Russia violates rights of Ukrainians speaking up against Russian aggression – Council of Europe
Russia infringes on rights of the Ukrainian national minority who disagree with the Russian occupation of Crimea and aggression in the part of Donbas, according to the Council of Europe's Advisory Committee on the Framework Convention for the Protection of National Minorities.
"Infringements on the right to freedom of expression concerned in particular persons belonging to the Ukrainian minority when making statements that are not in line with the Russian policy regarding Crimea and the conflict in Eastern Ukraine," reads the fourth opinion of the Advisory Committee, published Jan 15, 2019.
The Advisory Committee noted "with concern" the case of the former director of the state-run Library of Ukrainian Literature in Moscow, who was accused of “inciting hatred and enmity through misuse of office” under Article 282 of the Criminal Code and of fraudulent use of library funds.
Since the annexation of Crimea and the start of the conflict in Eastern Ukraine, Russian government-controlled media are fuelling a patriotic mobilization of society against Ukraine, according to the report.
"The Advisory Committee is concerned that this discourse risks side-lining not only persons belonging to the Ukrainian national minority but also anyone not aligning with the majority, including persons belonging to other national minority groups," the opinion says.

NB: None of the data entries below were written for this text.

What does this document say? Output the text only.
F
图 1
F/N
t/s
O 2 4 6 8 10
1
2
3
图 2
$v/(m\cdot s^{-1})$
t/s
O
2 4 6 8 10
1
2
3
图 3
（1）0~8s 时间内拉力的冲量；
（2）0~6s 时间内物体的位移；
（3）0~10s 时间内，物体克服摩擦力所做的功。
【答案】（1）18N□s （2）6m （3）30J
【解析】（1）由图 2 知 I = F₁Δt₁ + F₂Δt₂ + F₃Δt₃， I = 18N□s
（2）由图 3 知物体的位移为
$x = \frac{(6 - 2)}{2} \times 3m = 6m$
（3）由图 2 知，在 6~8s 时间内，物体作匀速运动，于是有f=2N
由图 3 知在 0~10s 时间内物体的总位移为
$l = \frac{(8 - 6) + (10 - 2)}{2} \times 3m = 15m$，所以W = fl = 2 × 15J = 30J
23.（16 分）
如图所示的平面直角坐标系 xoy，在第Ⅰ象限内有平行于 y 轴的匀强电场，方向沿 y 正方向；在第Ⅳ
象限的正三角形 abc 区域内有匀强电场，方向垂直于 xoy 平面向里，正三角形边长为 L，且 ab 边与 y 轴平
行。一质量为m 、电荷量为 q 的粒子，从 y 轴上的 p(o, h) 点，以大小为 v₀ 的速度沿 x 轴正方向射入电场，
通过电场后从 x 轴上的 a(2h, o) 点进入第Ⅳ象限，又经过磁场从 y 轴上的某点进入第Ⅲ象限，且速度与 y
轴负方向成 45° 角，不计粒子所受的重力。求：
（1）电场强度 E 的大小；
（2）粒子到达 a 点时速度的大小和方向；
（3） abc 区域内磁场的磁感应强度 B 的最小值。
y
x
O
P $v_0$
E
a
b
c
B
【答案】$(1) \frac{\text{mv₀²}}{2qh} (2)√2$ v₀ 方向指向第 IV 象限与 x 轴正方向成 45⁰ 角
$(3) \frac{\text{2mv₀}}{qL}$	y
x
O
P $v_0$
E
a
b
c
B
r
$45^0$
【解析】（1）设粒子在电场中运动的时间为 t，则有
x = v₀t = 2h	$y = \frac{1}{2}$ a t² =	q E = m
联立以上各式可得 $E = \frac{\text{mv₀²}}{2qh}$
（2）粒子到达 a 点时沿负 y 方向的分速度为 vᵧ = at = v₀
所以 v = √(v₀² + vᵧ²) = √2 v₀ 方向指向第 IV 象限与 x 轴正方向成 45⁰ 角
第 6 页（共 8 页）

Also, it is noted that the new legislation on “foreign agents” has made it very difficult for many national minority organizations to receive funding from abroad, in particular from countries with which the Russian Federation has problematic inter-state relations.
"The Advisory Committee is deeply concerned about reported repression of leaders of existing organisations in several regions. Intimidatory practices have been reported to the Advisory Committee based on a wide interpretation of the anti-extremism legislation […] Publishing information about the great famine in Ukraine during the Stalin era (“holodomor”), for instance, would reportedly be considered extremist activity," the Committee reported.